Since Mabikke’s departure from the party, many others; especially vocal members of parliament and other politicians either left the party or came up with pressure groups within the party.

Opposition firebrand and Kampala City Lord Mayor Erias Lukwago, Mpuuga, Kivumbi and Mukono municipality MP Betty Nambooze Bakireke in 2011 formed the Ssuubi Coalition with top figures of the Buganda kingdom establishment. They agreed to support FDC presidential candidate Col Dr. Kizza Besigye even when their party, DP, had fielded Norbert Mao.

But Mabikke says those shenanigans are now behind them.
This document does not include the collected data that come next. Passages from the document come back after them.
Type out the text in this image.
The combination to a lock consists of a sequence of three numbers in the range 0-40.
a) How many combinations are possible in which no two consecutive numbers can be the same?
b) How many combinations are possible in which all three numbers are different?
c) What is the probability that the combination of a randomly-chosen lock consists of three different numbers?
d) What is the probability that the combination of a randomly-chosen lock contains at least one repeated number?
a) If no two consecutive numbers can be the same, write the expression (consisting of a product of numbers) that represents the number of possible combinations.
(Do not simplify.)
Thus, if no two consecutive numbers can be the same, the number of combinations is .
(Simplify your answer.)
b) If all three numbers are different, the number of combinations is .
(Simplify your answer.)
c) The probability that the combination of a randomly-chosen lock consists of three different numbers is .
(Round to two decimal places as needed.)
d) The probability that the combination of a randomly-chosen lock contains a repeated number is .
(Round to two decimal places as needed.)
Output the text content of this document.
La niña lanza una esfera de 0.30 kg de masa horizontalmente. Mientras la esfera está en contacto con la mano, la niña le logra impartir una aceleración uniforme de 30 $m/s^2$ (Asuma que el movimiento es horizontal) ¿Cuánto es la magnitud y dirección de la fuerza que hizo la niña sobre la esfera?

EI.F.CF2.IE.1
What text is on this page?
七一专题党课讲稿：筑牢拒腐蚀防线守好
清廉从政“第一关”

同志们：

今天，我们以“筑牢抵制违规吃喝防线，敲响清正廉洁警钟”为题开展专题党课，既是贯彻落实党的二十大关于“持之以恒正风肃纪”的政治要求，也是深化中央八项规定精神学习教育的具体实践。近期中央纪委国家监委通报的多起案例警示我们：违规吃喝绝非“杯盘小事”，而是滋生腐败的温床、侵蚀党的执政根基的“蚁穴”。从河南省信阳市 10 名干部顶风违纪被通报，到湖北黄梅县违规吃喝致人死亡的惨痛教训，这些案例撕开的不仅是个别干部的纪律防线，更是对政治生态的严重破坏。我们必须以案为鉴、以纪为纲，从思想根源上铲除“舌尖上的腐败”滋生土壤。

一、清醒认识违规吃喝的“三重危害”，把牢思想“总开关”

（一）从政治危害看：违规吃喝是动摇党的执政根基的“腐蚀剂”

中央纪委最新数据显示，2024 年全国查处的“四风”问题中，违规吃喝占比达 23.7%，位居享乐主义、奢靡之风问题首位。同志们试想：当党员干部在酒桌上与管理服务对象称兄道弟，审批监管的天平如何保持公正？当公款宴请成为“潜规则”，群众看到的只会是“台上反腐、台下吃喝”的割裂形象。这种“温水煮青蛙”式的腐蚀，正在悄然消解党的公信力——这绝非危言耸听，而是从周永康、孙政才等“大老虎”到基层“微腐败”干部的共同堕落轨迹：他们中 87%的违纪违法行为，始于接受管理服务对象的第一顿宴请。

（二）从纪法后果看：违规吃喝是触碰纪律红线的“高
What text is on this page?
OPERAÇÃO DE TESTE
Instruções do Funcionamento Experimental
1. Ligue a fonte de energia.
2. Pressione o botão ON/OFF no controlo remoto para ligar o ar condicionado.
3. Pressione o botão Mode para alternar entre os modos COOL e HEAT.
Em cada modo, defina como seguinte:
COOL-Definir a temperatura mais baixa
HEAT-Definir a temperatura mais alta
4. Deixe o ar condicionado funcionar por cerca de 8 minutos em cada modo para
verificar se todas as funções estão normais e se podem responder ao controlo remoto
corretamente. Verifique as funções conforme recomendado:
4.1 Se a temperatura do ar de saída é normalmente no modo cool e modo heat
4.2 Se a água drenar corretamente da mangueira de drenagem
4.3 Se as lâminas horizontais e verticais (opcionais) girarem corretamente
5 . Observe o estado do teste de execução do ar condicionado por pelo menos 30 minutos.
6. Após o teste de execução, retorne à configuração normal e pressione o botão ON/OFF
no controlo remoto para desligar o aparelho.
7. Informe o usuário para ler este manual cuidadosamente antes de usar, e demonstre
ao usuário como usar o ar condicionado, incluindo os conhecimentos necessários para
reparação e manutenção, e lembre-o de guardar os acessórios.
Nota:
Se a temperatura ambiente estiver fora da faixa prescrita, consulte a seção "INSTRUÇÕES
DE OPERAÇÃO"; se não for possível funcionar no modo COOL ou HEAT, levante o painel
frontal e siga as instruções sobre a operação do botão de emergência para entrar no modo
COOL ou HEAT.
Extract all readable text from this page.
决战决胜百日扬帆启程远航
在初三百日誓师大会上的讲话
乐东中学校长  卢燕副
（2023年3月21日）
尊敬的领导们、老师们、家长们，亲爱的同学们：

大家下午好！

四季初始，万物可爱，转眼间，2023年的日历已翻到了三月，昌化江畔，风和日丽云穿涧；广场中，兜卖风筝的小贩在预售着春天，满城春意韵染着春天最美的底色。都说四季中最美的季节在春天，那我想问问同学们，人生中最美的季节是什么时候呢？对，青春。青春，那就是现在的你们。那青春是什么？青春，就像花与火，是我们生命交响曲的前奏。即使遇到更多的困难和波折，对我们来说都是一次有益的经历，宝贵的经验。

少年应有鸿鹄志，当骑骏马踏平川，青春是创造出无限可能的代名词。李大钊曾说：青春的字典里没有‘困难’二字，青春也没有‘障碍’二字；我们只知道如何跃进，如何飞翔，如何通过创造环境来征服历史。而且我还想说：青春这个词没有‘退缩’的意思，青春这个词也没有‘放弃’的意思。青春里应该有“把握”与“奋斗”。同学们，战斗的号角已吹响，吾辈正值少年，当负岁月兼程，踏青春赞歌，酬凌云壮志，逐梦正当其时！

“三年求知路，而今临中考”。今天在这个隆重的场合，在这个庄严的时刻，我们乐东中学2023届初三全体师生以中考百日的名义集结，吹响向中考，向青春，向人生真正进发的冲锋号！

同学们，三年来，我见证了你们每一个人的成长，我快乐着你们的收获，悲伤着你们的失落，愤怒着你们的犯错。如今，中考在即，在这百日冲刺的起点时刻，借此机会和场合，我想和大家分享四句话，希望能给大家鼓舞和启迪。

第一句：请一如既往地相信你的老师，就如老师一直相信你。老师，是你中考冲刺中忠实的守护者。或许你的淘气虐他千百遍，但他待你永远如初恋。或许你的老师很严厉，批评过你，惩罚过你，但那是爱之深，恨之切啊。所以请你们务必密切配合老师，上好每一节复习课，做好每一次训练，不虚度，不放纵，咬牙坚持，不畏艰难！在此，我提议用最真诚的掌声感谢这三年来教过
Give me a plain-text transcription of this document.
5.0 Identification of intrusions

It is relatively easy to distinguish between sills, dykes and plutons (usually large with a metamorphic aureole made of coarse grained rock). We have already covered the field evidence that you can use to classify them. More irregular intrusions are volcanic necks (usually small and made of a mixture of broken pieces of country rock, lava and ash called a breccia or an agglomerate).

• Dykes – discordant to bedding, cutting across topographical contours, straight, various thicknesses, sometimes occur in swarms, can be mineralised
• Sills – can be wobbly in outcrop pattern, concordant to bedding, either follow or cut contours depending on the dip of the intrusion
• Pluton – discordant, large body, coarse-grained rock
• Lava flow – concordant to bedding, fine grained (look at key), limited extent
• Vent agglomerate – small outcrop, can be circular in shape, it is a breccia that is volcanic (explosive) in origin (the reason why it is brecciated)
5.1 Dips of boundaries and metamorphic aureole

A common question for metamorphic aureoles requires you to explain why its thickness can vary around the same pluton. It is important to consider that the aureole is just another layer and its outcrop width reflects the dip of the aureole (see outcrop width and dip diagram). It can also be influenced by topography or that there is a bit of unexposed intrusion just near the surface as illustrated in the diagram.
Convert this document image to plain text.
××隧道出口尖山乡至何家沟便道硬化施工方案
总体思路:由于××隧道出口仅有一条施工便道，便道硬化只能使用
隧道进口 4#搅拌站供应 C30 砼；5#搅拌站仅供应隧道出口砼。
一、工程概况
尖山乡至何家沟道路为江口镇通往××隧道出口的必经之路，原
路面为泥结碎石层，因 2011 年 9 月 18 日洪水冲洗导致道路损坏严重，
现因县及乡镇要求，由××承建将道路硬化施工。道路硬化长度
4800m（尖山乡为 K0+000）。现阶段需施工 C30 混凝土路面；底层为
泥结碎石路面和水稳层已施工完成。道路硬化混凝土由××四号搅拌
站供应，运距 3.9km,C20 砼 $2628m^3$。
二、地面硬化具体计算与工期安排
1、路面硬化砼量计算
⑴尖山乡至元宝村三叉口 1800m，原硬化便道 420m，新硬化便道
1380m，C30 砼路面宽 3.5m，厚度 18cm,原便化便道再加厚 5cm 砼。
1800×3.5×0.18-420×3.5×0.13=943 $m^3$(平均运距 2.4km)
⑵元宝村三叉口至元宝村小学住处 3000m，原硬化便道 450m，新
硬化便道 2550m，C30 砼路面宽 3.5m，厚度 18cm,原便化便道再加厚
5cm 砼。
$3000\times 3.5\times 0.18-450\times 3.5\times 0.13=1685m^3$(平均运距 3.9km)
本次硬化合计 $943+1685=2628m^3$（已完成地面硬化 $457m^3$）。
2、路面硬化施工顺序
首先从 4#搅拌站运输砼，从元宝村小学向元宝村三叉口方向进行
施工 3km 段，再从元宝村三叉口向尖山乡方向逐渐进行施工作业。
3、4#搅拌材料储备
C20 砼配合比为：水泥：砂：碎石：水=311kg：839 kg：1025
This time, come 2021, he and colleagues have thought it wise to reunite.

He says the need for a return to the DP fold was started by deceased Secretary General Mathias Nsubuga in the lead up to the 2016 elections. Nsubuga, says Mabikke, left the work half done and the mantle was handed to Issa Kikungwe who has also since passed on.

When the unity plan was recently reignited, Mabikke says they tested it on the recent by-elections where they resolved to initially lookout for UYD members that are scattered all over.

“We went to Jinja, DP had a candidate but we put our weight behind Paul Mwiru even as his party FDC wasn’t supporting him. In Bugiri, we chose to rally behind JEEMA’s Asuman Basalirwa. In Arua, we decided to back Kasiano Wadri. He wasn’t a UYD but he played a great role in the DP parliamentary caucus,” Mabikke says.

Some cynics would say Mabikke is clinging on other people’s victories, after all success has many fathers.